Oh very interesting! :bind-in [?type] implies that the result set contained 3 rows consisting of only ?type #{[?type] [?type] [?type]} Do you observe different behavior if you pass ?wfs in directly like this: :in [$ % [?type ...] ?wfs-idx ?wfs] ?

favila20:06:16

I’m not sure what you mean by “directly”, it’s already an in-var; your proposal just removes the destructuring?

favila20:06:37

I have many (but not 4 million!) ?wfs

Keith20:06:37

Correct - removing the destructuring. "directly" wasn't the best word to describe that

favila20:06:47

I think 8 in the query I was testing

Keith20:06:12

You might also be able to force the query engine to bind ?wfs early by placing a ground clause in the beginning (just to better understand if the delayed binding is what's causing the problematic join behavior).
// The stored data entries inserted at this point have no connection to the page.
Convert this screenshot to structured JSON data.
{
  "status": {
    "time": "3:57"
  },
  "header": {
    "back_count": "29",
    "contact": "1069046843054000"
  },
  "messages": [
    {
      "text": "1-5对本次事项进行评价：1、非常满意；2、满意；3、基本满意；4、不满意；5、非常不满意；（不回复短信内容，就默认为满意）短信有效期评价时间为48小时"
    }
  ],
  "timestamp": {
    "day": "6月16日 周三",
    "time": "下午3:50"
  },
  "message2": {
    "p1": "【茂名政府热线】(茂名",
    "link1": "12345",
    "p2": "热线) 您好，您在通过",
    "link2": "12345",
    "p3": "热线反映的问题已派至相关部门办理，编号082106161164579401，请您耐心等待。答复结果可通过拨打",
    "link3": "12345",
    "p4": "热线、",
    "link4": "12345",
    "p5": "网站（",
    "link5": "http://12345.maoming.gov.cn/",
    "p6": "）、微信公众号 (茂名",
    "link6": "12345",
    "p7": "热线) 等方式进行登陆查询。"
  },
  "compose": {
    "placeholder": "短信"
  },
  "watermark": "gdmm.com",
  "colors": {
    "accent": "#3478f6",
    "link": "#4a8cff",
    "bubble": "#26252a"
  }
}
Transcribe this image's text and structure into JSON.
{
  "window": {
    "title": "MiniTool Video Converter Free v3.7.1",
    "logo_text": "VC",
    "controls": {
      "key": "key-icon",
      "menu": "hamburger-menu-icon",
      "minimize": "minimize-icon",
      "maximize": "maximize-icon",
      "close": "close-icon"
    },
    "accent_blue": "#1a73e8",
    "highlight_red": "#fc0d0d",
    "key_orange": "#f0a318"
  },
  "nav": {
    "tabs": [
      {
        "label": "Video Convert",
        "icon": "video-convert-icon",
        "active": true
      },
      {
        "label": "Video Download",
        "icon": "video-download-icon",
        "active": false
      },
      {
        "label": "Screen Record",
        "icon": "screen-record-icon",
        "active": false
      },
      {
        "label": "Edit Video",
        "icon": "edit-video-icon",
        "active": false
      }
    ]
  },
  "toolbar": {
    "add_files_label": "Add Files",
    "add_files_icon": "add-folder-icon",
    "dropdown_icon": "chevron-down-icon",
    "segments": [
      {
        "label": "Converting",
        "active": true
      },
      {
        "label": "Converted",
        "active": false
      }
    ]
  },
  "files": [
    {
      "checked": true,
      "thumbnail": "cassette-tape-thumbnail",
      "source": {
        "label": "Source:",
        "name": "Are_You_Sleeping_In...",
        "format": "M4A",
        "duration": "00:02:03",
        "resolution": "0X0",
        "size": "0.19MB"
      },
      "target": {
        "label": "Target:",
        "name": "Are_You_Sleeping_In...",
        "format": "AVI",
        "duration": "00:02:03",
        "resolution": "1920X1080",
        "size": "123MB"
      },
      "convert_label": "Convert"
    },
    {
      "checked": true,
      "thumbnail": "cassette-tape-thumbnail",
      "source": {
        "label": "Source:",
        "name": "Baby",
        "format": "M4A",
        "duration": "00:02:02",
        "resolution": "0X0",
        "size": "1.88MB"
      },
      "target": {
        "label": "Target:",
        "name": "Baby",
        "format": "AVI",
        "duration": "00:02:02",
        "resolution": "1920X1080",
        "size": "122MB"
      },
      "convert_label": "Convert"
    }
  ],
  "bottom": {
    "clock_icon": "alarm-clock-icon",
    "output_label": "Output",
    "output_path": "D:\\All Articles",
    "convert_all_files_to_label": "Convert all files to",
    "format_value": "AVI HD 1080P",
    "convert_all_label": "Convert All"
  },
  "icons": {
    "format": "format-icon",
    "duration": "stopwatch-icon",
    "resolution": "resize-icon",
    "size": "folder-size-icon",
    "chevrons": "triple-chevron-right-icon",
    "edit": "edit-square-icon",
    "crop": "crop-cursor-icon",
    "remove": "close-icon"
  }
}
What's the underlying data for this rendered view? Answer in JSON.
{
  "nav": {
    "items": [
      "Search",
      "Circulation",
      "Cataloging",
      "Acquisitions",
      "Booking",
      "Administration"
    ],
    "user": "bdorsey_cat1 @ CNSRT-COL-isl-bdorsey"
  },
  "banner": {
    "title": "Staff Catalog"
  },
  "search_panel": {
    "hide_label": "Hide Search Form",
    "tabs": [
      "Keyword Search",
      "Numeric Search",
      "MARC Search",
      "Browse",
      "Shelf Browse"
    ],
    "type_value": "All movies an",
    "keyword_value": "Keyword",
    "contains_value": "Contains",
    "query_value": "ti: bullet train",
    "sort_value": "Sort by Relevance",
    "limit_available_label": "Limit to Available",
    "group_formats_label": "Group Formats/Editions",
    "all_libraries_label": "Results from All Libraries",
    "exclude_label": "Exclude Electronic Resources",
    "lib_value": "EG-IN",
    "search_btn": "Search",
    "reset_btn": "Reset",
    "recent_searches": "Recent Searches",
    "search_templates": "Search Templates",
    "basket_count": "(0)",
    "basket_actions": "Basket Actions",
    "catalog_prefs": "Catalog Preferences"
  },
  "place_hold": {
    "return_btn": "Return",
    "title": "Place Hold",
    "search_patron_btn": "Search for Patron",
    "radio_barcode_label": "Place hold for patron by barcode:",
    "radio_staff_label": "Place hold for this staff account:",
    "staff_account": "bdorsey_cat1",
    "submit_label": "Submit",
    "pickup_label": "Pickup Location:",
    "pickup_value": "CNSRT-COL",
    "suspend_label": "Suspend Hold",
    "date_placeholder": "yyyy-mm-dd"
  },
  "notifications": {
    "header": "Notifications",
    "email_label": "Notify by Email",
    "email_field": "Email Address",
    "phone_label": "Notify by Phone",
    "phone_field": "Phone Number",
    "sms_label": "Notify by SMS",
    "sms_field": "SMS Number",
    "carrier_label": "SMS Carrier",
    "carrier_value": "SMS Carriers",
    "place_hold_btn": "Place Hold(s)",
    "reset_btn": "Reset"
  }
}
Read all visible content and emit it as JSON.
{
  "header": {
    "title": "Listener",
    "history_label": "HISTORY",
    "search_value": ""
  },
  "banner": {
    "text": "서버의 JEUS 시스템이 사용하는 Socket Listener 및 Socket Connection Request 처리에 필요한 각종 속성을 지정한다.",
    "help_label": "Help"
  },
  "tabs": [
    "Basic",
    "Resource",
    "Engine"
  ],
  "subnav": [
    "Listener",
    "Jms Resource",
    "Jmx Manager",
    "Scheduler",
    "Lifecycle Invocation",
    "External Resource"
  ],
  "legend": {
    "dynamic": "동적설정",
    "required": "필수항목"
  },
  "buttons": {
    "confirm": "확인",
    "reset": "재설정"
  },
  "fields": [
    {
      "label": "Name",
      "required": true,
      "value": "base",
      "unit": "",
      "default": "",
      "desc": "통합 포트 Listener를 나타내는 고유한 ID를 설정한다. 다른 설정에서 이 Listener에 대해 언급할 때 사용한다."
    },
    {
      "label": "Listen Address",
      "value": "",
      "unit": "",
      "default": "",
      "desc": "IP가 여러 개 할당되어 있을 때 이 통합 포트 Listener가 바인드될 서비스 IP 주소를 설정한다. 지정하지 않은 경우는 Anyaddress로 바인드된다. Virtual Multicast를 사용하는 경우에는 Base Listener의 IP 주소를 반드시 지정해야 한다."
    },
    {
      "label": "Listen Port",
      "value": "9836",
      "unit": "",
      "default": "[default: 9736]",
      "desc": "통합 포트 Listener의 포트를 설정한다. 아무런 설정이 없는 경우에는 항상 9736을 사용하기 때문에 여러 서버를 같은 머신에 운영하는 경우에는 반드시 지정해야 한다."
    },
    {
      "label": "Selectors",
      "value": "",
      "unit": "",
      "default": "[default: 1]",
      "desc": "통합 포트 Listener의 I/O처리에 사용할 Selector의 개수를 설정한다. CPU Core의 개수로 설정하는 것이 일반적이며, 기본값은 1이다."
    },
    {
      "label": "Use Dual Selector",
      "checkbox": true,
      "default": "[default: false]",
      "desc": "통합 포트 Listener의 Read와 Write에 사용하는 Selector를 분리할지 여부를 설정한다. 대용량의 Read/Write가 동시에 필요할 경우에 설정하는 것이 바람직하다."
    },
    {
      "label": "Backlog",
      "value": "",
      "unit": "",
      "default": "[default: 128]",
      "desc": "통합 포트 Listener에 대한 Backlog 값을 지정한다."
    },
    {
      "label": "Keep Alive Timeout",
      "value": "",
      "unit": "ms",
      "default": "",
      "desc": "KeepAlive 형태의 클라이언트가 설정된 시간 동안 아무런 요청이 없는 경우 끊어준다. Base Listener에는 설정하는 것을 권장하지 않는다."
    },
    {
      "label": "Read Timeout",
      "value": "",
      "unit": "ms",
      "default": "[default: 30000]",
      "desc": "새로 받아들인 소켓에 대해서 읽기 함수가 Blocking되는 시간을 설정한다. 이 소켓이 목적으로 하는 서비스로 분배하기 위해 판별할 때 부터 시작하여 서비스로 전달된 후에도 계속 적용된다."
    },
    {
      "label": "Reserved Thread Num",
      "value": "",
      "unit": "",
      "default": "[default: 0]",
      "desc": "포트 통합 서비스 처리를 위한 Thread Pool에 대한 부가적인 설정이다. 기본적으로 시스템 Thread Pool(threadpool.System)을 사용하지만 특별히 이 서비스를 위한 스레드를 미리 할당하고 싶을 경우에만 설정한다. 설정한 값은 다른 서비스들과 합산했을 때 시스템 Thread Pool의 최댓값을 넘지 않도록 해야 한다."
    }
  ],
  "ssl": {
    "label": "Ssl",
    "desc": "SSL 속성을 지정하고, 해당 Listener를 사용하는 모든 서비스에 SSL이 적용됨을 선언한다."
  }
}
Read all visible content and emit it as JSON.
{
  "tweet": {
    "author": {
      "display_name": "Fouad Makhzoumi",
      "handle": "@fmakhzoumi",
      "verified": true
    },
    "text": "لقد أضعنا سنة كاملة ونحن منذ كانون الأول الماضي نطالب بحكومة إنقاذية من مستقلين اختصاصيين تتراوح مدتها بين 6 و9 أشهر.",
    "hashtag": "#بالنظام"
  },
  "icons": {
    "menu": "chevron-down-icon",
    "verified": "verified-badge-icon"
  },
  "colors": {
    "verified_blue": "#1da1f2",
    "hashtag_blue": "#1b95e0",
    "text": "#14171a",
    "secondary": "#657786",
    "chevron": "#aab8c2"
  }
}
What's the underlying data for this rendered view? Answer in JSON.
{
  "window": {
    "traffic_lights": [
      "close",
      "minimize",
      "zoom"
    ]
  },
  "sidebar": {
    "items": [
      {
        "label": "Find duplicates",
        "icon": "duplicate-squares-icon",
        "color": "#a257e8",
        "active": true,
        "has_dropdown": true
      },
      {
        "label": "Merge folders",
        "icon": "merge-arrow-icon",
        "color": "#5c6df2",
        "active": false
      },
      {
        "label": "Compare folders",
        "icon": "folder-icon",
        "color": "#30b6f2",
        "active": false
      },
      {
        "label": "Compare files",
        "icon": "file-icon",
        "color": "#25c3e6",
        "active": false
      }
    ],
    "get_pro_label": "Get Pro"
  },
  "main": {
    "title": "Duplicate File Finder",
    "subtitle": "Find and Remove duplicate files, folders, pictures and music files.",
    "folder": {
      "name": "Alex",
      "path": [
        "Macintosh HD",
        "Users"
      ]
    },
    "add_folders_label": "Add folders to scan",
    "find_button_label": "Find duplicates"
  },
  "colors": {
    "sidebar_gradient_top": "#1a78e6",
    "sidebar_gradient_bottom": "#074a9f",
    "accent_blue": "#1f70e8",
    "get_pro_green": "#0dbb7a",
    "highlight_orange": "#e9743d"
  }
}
Something like: [(identity ?wfs) ?wfs2] then use ?wfs2 in subsequent clauses Obviously this wouldn't be a solution, but more to better understand what we're seeing here

favila20:06:40

I’m going to have to get back to you on that, but thanks for the new things to try

👍 2
Keith20:06:59

Just fyi for when you get some time to test: I did a small test just now and it seems to have the effect we were (or I was) hoping to achieve. Curious to hear your findings.